Gulchehra Hoja hasn’t heard from 24 of her relatives since authorities in Xinjiang arrested and imprisoned them on January 31, 2018. “The [Chinese Communist Party] is trying to stamp out our culture, our language, our lifestyle,” said Hoja, who left Xinjiang in 2001 to work as a journalist in the United States. “The responsibility of being Uyghur is to keep it all alive,” she told Voices of Xinjiang.
Last week we shared the stories of Uyghurs around the world whose loved ones are incommunicado, imprisoned, or living in the high-tech surveillance state that Xinjiang has become. Read all seven stories here.
Join us in uplifting the #VoicesOfXinjiang, and share your story too. pic.twitter.com/eNBOXRBjbE
— Bureau of Democracy, Human Rights, and Labor (@StateDRL) June 21, 2021
Since 2017, the PRC has imprisoned more than 1 million Uyghurs, who are predominantly Muslim, and members of other ethnic and religious minority groups in Xinjiang. Many are forced to work. Some endure torture. Even outside the camps, Uyghurs live under constant surveillance and are often unable to contact relatives outside Xinjiang.
The United States has sanctioned PRC officials responsible for violating the rights of Uyghurs and others.

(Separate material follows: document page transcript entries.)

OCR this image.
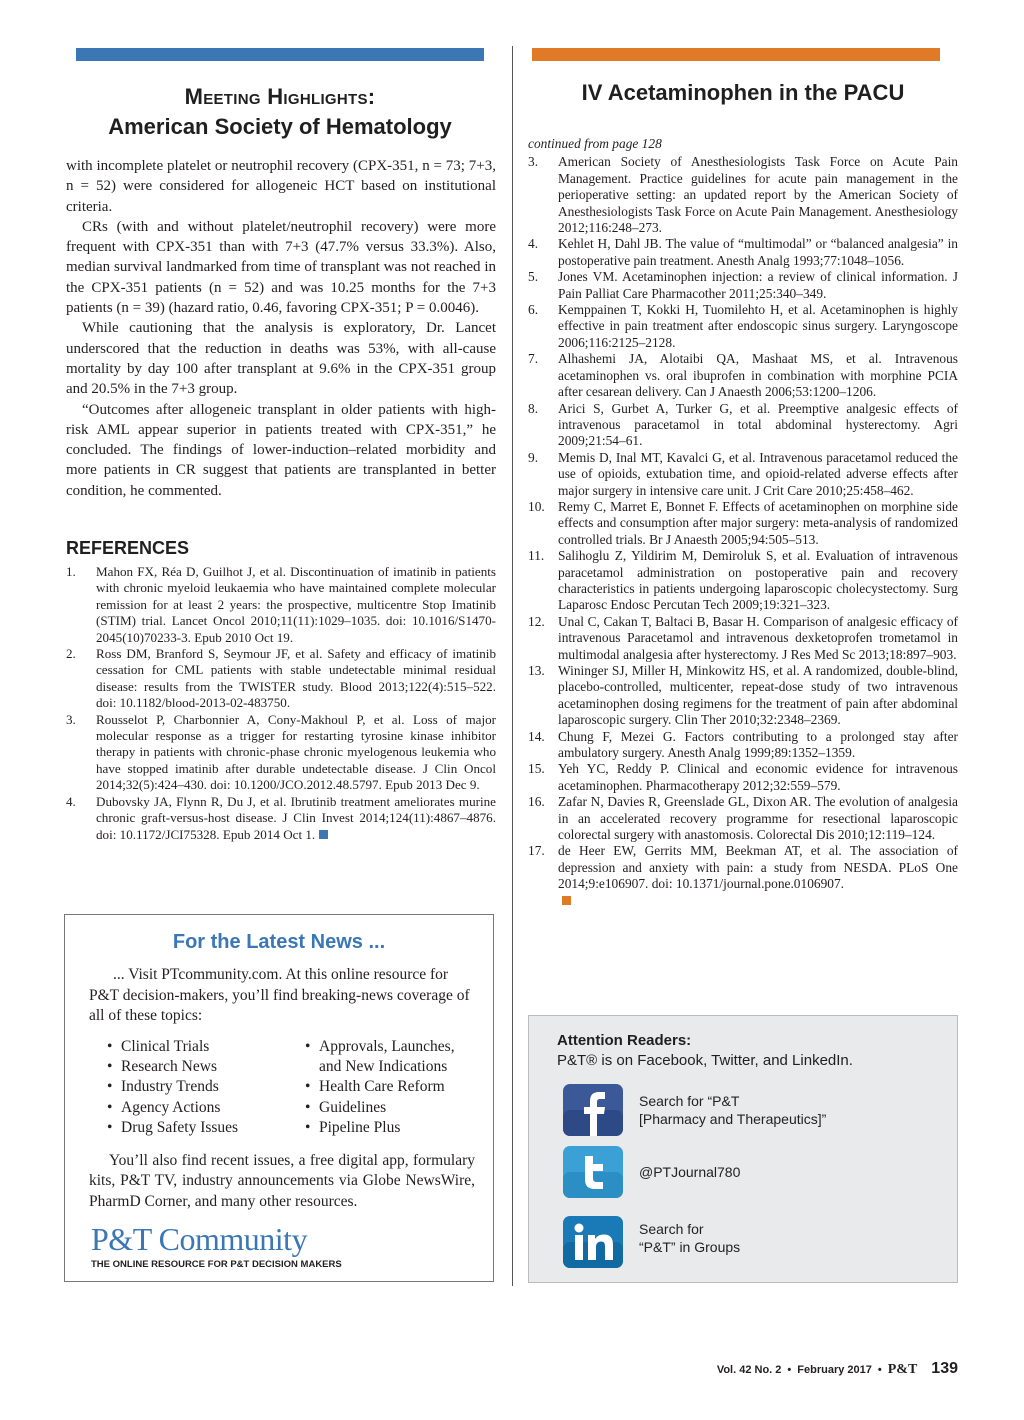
Meeting Highlights:
American Society of Hematology
IV Acetaminophen in the PACU

with incomplete platelet or neutrophil recovery (CPX-351, n = 73; 7+3, n = 52) were considered for allogeneic HCT based on institutional criteria.

CRs (with and without platelet/neutrophil recovery) were more frequent with CPX-351 than with 7+3 (47.7% versus 33.3%). Also, median survival landmarked from time of transplant was not reached in the CPX-351 patients (n = 52) and was 10.25 months for the 7+3 patients (n = 39) (hazard ratio, 0.46, favoring CPX-351; P = 0.0046).

While cautioning that the analysis is exploratory, Dr. Lancet underscored that the reduction in deaths was 53%, with all-cause mortality by day 100 after transplant at 9.6% in the CPX-351 group and 20.5% in the 7+3 group.

“Outcomes after allogeneic transplant in older patients with high-risk AML appear superior in patients treated with CPX-351,” he concluded. The findings of lower-induction–related morbidity and more patients in CR suggest that patients are transplanted in better condition, he commented.

REFERENCES
1.	Mahon FX, Réa D, Guilhot J, et al. Discontinuation of imatinib in patients with chronic myeloid leukaemia who have maintained complete molecular remission for at least 2 years: the prospective, multicentre Stop Imatinib (STIM) trial. Lancet Oncol 2010;11(11):1029–1035. doi: 10.1016/S1470-2045(10)70233-3. Epub 2010 Oct 19.
2.	Ross DM, Branford S, Seymour JF, et al. Safety and efficacy of imatinib cessation for CML patients with stable undetectable minimal residual disease: results from the TWISTER study. Blood 2013;122(4):515–522. doi: 10.1182/blood-2013-02-483750.
3.	Rousselot P, Charbonnier A, Cony-Makhoul P, et al. Loss of major molecular response as a trigger for restarting tyrosine kinase inhibitor therapy in patients with chronic-phase chronic myelogenous leukemia who have stopped imatinib after durable undetectable disease. J Clin Oncol 2014;32(5):424–430. doi: 10.1200/JCO.2012.48.5797. Epub 2013 Dec 9.
4.	Dubovsky JA, Flynn R, Du J, et al. Ibrutinib treatment ameliorates murine chronic graft-versus-host disease. J Clin Invest 2014;124(11):4867–4876. doi: 10.1172/JCI75328. Epub 2014 Oct 1.
For the Latest News ...
... Visit PTcommunity.com. At this online resource for P&T decision-makers, you’ll find breaking-news coverage of all of these topics:
• Clinical Trials
• Research News
• Industry Trends
• Agency Actions
• Drug Safety Issues
• Approvals, Launches,
and New Indications
• Health Care Reform
• Guidelines
• Pipeline Plus
You’ll also find recent issues, a free digital app, formulary kits, P&T TV, industry announcements via Globe NewsWire, PharmD Corner, and many other resources.
P&T Community
THE ONLINE RESOURCE FOR P&T DECISION MAKERS
continued from page 128
3.	American Society of Anesthesiologists Task Force on Acute Pain Management. Practice guidelines for acute pain management in the perioperative setting: an updated report by the American Society of Anesthesiologists Task Force on Acute Pain Management. Anesthesiology 2012;116:248–273.
4.	Kehlet H, Dahl JB. The value of “multimodal” or “balanced analgesia” in postoperative pain treatment. Anesth Analg 1993;77:1048–1056.
5.	Jones VM. Acetaminophen injection: a review of clinical information. J Pain Palliat Care Pharmacother 2011;25:340–349.
6.	Kemppainen T, Kokki H, Tuomilehto H, et al. Acetaminophen is highly effective in pain treatment after endoscopic sinus surgery. Laryngoscope 2006;116:2125–2128.
7.	Alhashemi JA, Alotaibi QA, Mashaat MS, et al. Intravenous acetaminophen vs. oral ibuprofen in combination with morphine PCIA after cesarean delivery. Can J Anaesth 2006;53:1200–1206.
8.	Arici S, Gurbet A, Turker G, et al. Preemptive analgesic effects of intravenous paracetamol in total abdominal hysterectomy. Agri 2009;21:54–61.
9.	Memis D, Inal MT, Kavalci G, et al. Intravenous paracetamol reduced the use of opioids, extubation time, and opioid-related adverse effects after major surgery in intensive care unit. J Crit Care 2010;25:458–462.
10. Remy C, Marret E, Bonnet F. Effects of acetaminophen on morphine side effects and consumption after major surgery: meta-analysis of randomized controlled trials. Br J Anaesth 2005;94:505–513.
11.	Salihoglu Z, Yildirim M, Demiroluk S, et al. Evaluation of intravenous paracetamol administration on postoperative pain and recovery characteristics in patients undergoing laparoscopic cholecystectomy. Surg Laparosc Endosc Percutan Tech 2009;19:321–323.
12. Unal C, Cakan T, Baltaci B, Basar H. Comparison of analgesic efficacy of intravenous Paracetamol and intravenous dexketoprofen trometamol in multimodal analgesia after hysterectomy. J Res Med Sc 2013;18:897–903.
13. Wininger SJ, Miller H, Minkowitz HS, et al. A randomized, double-blind, placebo-controlled, multicenter, repeat-dose study of two intravenous acetaminophen dosing regimens for the treatment of pain after abdominal laparoscopic surgery. Clin Ther 2010;32:2348–2369.
14. Chung F, Mezei G. Factors contributing to a prolonged stay after ambulatory surgery. Anesth Analg 1999;89:1352–1359.
15. Yeh YC, Reddy P. Clinical and economic evidence for intravenous acetaminophen. Pharmacotherapy 2012;32:559–579.
16. Zafar N, Davies R, Greenslade GL, Dixon AR. The evolution of analgesia in an accelerated recovery programme for resectional laparoscopic colorectal surgery with anastomosis. Colorectal Dis 2010;12:119–124.
17. de Heer EW, Gerrits MM, Beekman AT, et al. The association of depression and anxiety with pain: a study from NESDA. PLoS One 2014;9:e106907. doi: 10.1371/journal.pone.0106907.
Attention Readers:
P&T® is on Facebook, Twitter, and LinkedIn.
Search for “P&T
[Pharmacy and Therapeutics]”
@PTJournal780
Search for
“P&T” in Groups
Vol. 42 No. 2 • February 2017 • P&T 139
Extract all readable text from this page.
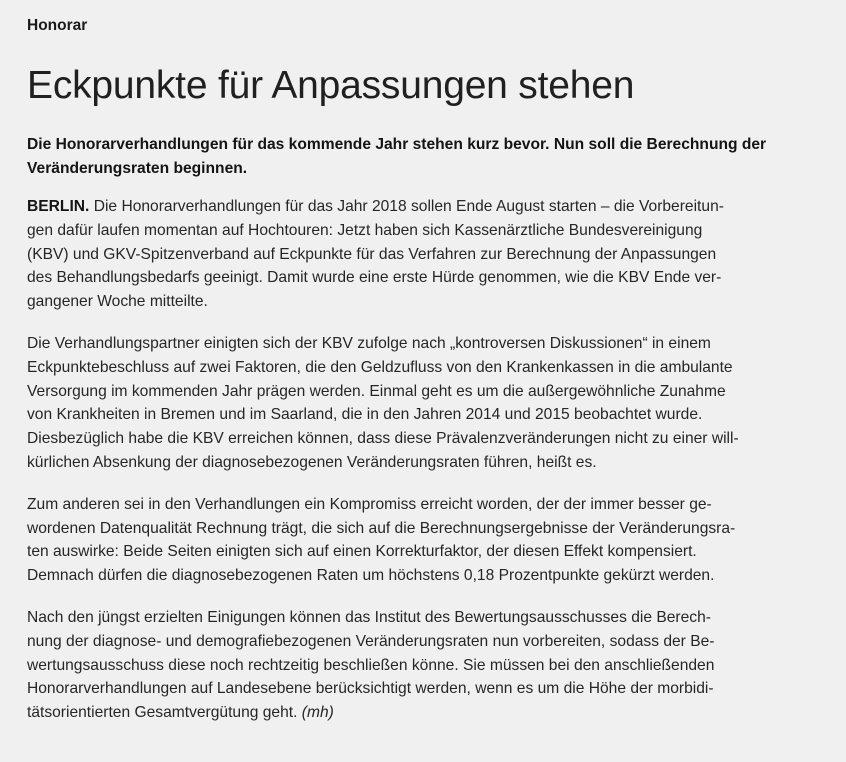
Honorar

Eckpunkte für Anpassungen stehen

Die Honorarverhandlungen für das kommende Jahr stehen kurz bevor. Nun soll die Berechnung der
Veränderungsraten beginnen.

BERLIN. Die Honorarverhandlungen für das Jahr 2018 sollen Ende August starten – die Vorbereitun-
gen dafür laufen momentan auf Hochtouren: Jetzt haben sich Kassenärztliche Bundesvereinigung
(KBV) und GKV-Spitzenverband auf Eckpunkte für das Verfahren zur Berechnung der Anpassungen
des Behandlungsbedarfs geeinigt. Damit wurde eine erste Hürde genommen, wie die KBV Ende ver-
gangener Woche mitteilte.

Die Verhandlungspartner einigten sich der KBV zufolge nach „kontroversen Diskussionen“ in einem
Eckpunktebeschluss auf zwei Faktoren, die den Geldzufluss von den Krankenkassen in die ambulante
Versorgung im kommenden Jahr prägen werden. Einmal geht es um die außergewöhnliche Zunahme
von Krankheiten in Bremen und im Saarland, die in den Jahren 2014 und 2015 beobachtet wurde.
Diesbezüglich habe die KBV erreichen können, dass diese Prävalenzveränderungen nicht zu einer will-
kürlichen Absenkung der diagnosebezogenen Veränderungsraten führen, heißt es.

Zum anderen sei in den Verhandlungen ein Kompromiss erreicht worden, der der immer besser ge-
wordenen Datenqualität Rechnung trägt, die sich auf die Berechnungsergebnisse der Veränderungsra-
ten auswirke: Beide Seiten einigten sich auf einen Korrekturfaktor, der diesen Effekt kompensiert.
Demnach dürfen die diagnosebezogenen Raten um höchstens 0,18 Prozentpunkte gekürzt werden.

Nach den jüngst erzielten Einigungen können das Institut des Bewertungsausschusses die Berech-
nung der diagnose- und demografiebezogenen Veränderungsraten nun vorbereiten, sodass der Be-
wertungsausschuss diese noch rechtzeitig beschließen könne. Sie müssen bei den anschließenden
Honorarverhandlungen auf Landesebene berücksichtigt werden, wenn es um die Höhe der morbidi-
tätsorientierten Gesamtvergütung geht. (mh)
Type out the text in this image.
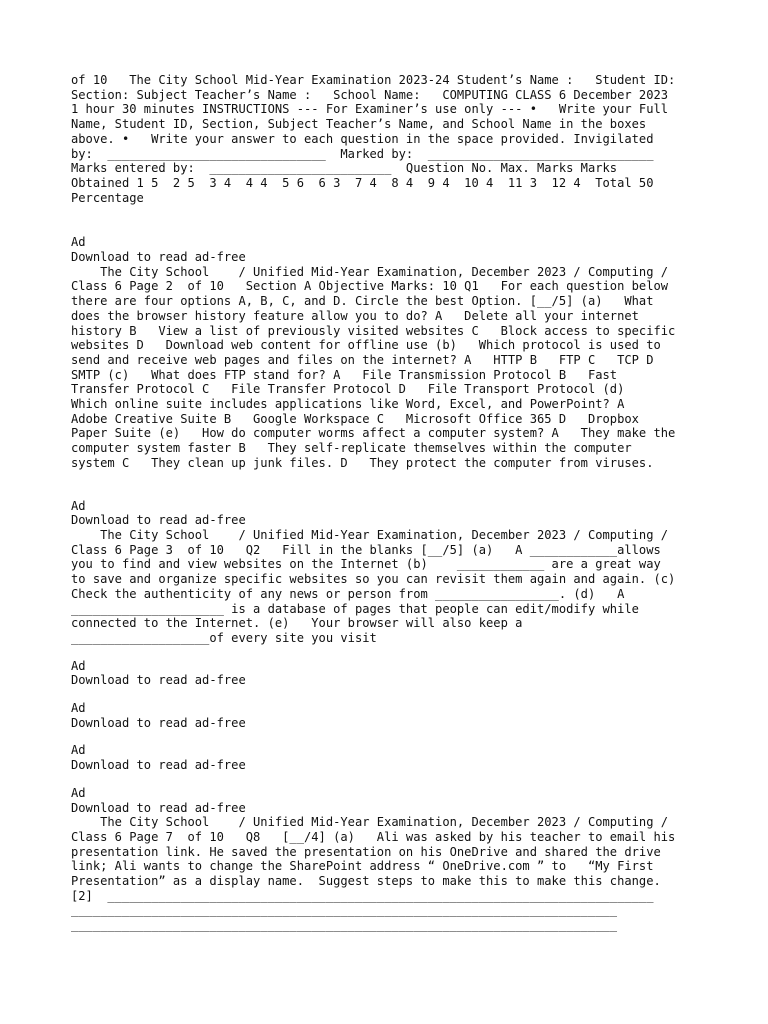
of 10   The City School Mid-Year Examination 2023-24 Student’s Name :   Student ID:
Section: Subject Teacher’s Name :   School Name:   COMPUTING CLASS 6 December 2023
1 hour 30 minutes INSTRUCTIONS --- For Examiner’s use only --- •   Write your Full
Name, Student ID, Section, Subject Teacher’s Name, and School Name in the boxes
above. •   Write your answer to each question in the space provided. Invigilated
by:  ______________________________  Marked by:  _______________________________
Marks entered by:  _________________________  Question No. Max. Marks Marks
Obtained 1 5  2 5  3 4  4 4  5 6  6 3  7 4  8 4  9 4  10 4  11 3  12 4  Total 50
Percentage

Ad
Download to read ad-free

The City School    / Unified Mid-Year Examination, December 2023 / Computing /
Class 6 Page 2  of 10   Section A Objective Marks: 10 Q1   For each question below
there are four options A, B, C, and D. Circle the best Option. [__/5] (a)   What
does the browser history feature allow you to do? A   Delete all your internet
history B   View a list of previously visited websites C   Block access to specific
websites D   Download web content for offline use (b)   Which protocol is used to
send and receive web pages and files on the internet? A   HTTP B   FTP C   TCP D
SMTP (c)   What does FTP stand for? A   File Transmission Protocol B   Fast
Transfer Protocol C   File Transfer Protocol D   File Transport Protocol (d)
Which online suite includes applications like Word, Excel, and PowerPoint? A
Adobe Creative Suite B   Google Workspace C   Microsoft Office 365 D   Dropbox
Paper Suite (e)   How do computer worms affect a computer system? A   They make the
computer system faster B   They self-replicate themselves within the computer
system C   They clean up junk files. D   They protect the computer from viruses.

Ad
Download to read ad-free

The City School    / Unified Mid-Year Examination, December 2023 / Computing /
Class 6 Page 3  of 10   Q2   Fill in the blanks [__/5] (a)   A ____________allows
you to find and view websites on the Internet (b)    ____________ are a great way
to save and organize specific websites so you can revisit them again and again. (c)
Check the authenticity of any news or person from _________________. (d)   A
_____________________ is a database of pages that people can edit/modify while
connected to the Internet. (e)   Your browser will also keep a
___________________of every site you visit

Ad
Download to read ad-free
Ad
Download to read ad-free
Ad
Download to read ad-free
Ad
Download to read ad-free

The City School    / Unified Mid-Year Examination, December 2023 / Computing /
Class 6 Page 7  of 10   Q8   [__/4] (a)   Ali was asked by his teacher to email his
presentation link. He saved the presentation on his OneDrive and shared the drive
link; Ali wants to change the SharePoint address “ OneDrive.com ” to   “My First
Presentation” as a display name.  Suggest steps to make this to make this change.
[2]  ___________________________________________________________________________
___________________________________________________________________________
___________________________________________________________________________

The U.S. government also blocks goods it has reason to believe were made with forced labor in Xinjiang from entering the United States in an effort to deter the practice.
On July 6, Secretary of State Antony Blinken met with Uyghur survivors of PRC detention camps and vowed to continue working with partner nations to stop the PRC’s genocide and crimes against humanity.
“The U.S. stands in solidarity with the individuals who have suffered from the People’s Republic of China government’s atrocities in Xinjiang,” Blinken said after the meeting. “We will always pursue justice for them and their families.”
Huge thanks to @SecBlinken for a very constructive roundtable today. We appreciate his leadership on action to end the Uyghur genocide, especially coordinated sanctions and the G-7 commitment on Uyghur forced labor in global supply chains.
https://t.co/gRKpErfrfV— Omer Kanat (@Omerkanat1) July 7, 2021
Subi Mamat Yuksel told Voices of Xinjiang that she often wondered why her father, Mamat Abdullah, was arrested. The 73-year-old former government worker was charged with “separatism” and “abuse of power.” But Yuksel later learned Abdullah was convicted of being “a well-respected Uyghur man.”
“People like my father are in prison for years without any reason. Just for who they are, just because they are Uyghurs,” Yuksel said. “Not a single human being should be put into life in prison without a fair, transparent trial.”